Photomontage has always been political

4 December 2020
Azlan McLennan

In 1932, an artist and member of the German Communist Party produced a cover for Arbeiter-Illustrierte-Zeitung (Workers’ Pictorial Newspaper), the highest-circulating left-wing magazine in the country at the time. Titled The Meaning of the Hitler Salute: Little Man Asks for Big Gifts, the cover pictured Germany’s soon-to-be Führer making the Nazi salute. Behind him, a giant, faceless businessman was handing him a wad of cash. Captioned between the pair: “Motto: millions stand behind me!”

The implication that German capitalists were backing the Nazis was one of the many works that cemented the man behind the image, John Heartfield, as a staunch anti-fascist, renowned artist and an early pioneer of the artistic process known today as photomontage. Hitler was well known for his hatred of the “cultural Bolshevism” of modern art. And while his hatred of Heartfield forced the artist to flee Germany, it’s unknown whether he objected to being depicted accepting a bribe from a giant.

Almost half a century later, and on the other side of the world, Australian Labor Prime Minister Gough Whitlam was brought down in the Kerr coup by the governor-general and the conservative opposition leader Malcolm Fraser. In response to the period that preceded the coup, Wollongong-born artist Michael Callaghan produced the photomontage Give Fraser the Razor with the Earthworks Poster Collective.

The screen-printed poster depicts the man who overthrew Whitlam and oversaw a massive winding back of social gains. A straight razor is held to his throat, coupled with the double entendre: “Cut back the ruling class”. Famous for tapping into the working-class bitterness of the time, the posters were plastered about city streets, rather than in galleries. It is unclear if Fraser himself saw the poster of his violent predicament, let alone responded to it.

Not long after, the Sex Pistols released their infamous single God Save the Queen. The cover art, by Jamie Reid, is Queen Elizabeth’s mugshot with the single title pasted over her eyes and the band’s name covering her mouth, written in ransom-note-style letters. The song and image were considered by many as a vicious attack on the UK’s most famous parasite. Whether you thought the band was the embodiment of the country’s rage against the system or just closet Tories cashing in on a cultural phenomenon (they were probably a little of both), the single’s release marked a turning point in the history of music.

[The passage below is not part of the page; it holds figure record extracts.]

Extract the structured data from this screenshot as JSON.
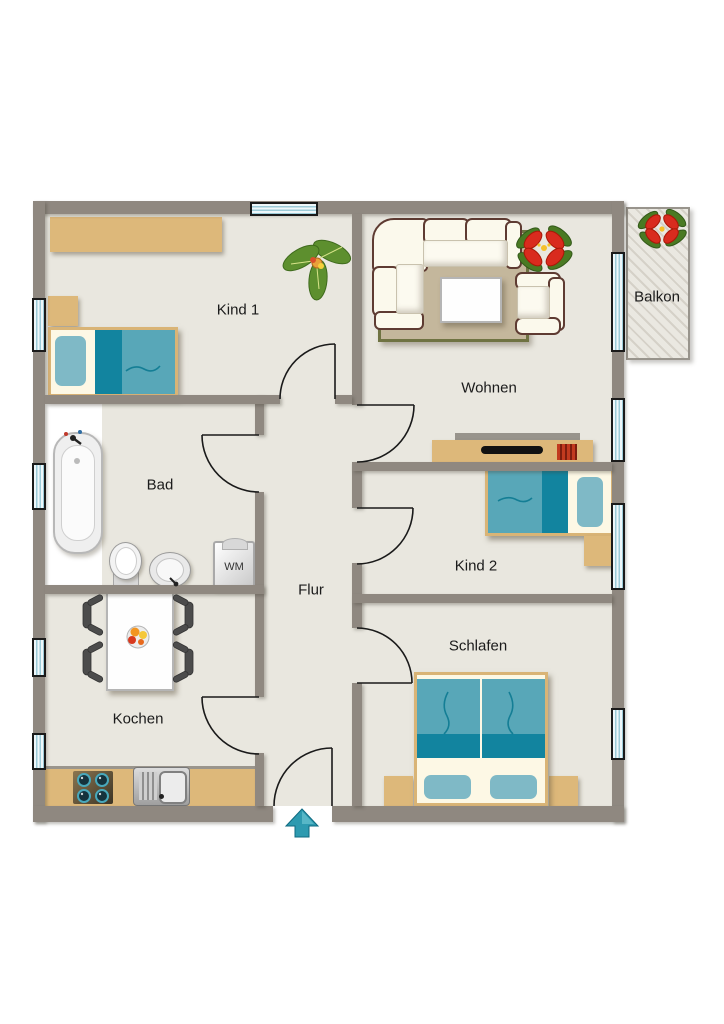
{
  "title": "Wohnungsgrundriss",
  "rooms": {
    "kind1": {
      "label": "Kind 1"
    },
    "wohnen": {
      "label": "Wohnen"
    },
    "balkon": {
      "label": "Balkon"
    },
    "bad": {
      "label": "Bad"
    },
    "kind2": {
      "label": "Kind 2"
    },
    "flur": {
      "label": "Flur"
    },
    "schlafen": {
      "label": "Schlafen"
    },
    "kochen": {
      "label": "Kochen"
    }
  },
  "appliances": {
    "washing_machine": "WM"
  },
  "colors": {
    "wall": "#8f8880",
    "floor": "#e9e7df",
    "furniture_wood": "#ddb87a",
    "bed_teal_light": "#58a7b8",
    "bed_teal_dark": "#12849f",
    "pillow_teal": "#7fb9c6",
    "window_glass": "#9ccbd8",
    "sofa_cream": "#fbf9ec",
    "rug": "#c4b79c",
    "rug_border": "#6f7342",
    "entrance_arrow": "#2d9ab0",
    "plant_green": "#5d8f2e",
    "flower_red": "#d92b1e"
  }
}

Not only did it make punk “cool”; it also became the soundtrack to the youth despair and nihilism of the mid-1970s as high unemployment and recession gripped the West. As Johnny Rotten, the lead vocalist, famously sang: “No future. No future for you”. It’s unlikely they were fans of the music genre, but the royals, to their credit, made no public denials of her majesty’s Patty Hearst-like kidnapping or of photos being taken against her will. Because it didn’t happen.

Thanks to the ease with which memes are generated today, photomontage is arguably more prevalent than at any other time in the past. And it is still being used to ridicule the powerful. Yet Scott Morrison is acting like he’s never heard of a political cartoon. This week, a photomontage of a grinning Australian soldier slitting the throat of an Afghan child—with further corpses buried under an Australian flagwas shared on Twitter by a Chinese Foreign Ministry spokesperson. Created by Beijing-based artist Fu Yu a.k.a. Qilin, it’s an unambiguous comment on SAS war crimes in Afghanistan. And the photo, more than the war crimes themselves, sent the prime minister and Australia’s media into fits of moral outrage.

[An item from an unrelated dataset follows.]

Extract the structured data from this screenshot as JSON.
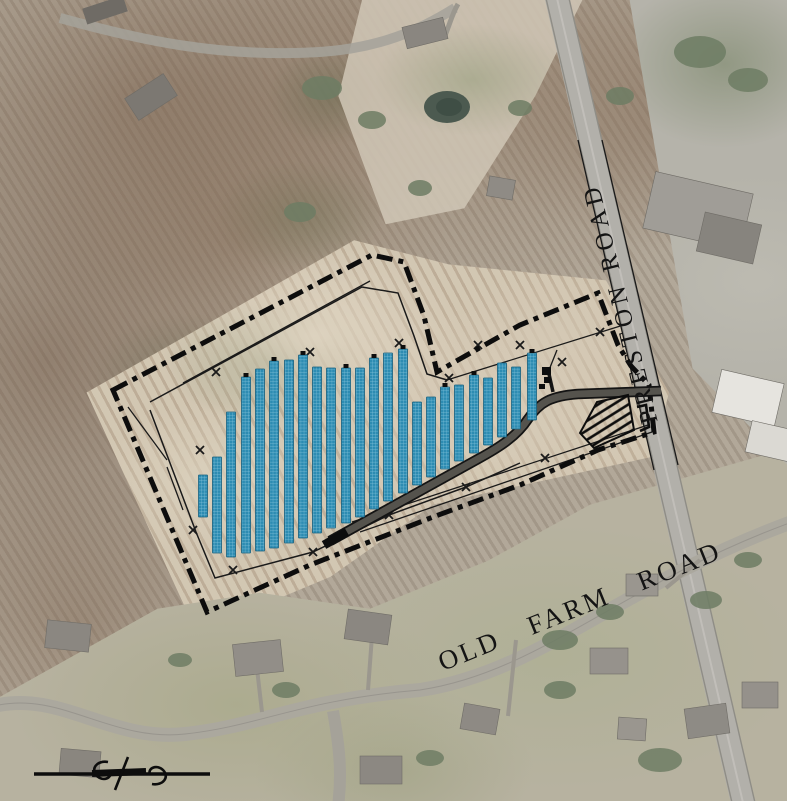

The response could, in part, be a testament to the artist’s mad Photoshop skills. The image has been endlessly reported as “fake”, “doctored”, “fabricated” and other such adjectives, with many media outlets bizarrely blurring the face of the (not real) child hostage. At the time of writing, a news.com.au search of “Australian soldier fake” returns 103 results, whereas “Australian soldier art” returns only twenty. The falsification disclaimer is repeatedly offered, as if the whole world is incapable of telling the difference between a caricature and an actual photograph. Not to mention that occupying soldiers don’t generally drape their murdered victims in giant over-sized flags. The takeaway message appears to boil down to: China = bad. Australia = definitely not bad.

Fu Yu has been accused of being a “semi-official propaganda artist” for the Chinese state. It’s quite possible. He’s certainly no radical. Regardless, the Australian state remains a ruthless purveyor of violence with its own imperial interests. It’s also conceivable the artist is genuinely horrified—as many are—by the culture of Australia’s most elite killers. As the depths of the depravity of the SAS’s crimes begin to emerge, Scott “I stopped these” Morrison insists that Beijing should be utterly ashamedfor sharing the repugnant image.

The left shouldn’t suggest the hands of Chinese capitalism are blood free. But that misses the point. Morrison and Co. are determined to divert attention from the outing of Australian-made war criminals. Shortly before his death in 1968, Heartfield stressed the urgency of anti-war activists mobilising internationally against our countries’ warmongers, because their side is forever mobilising. The same can be said of today.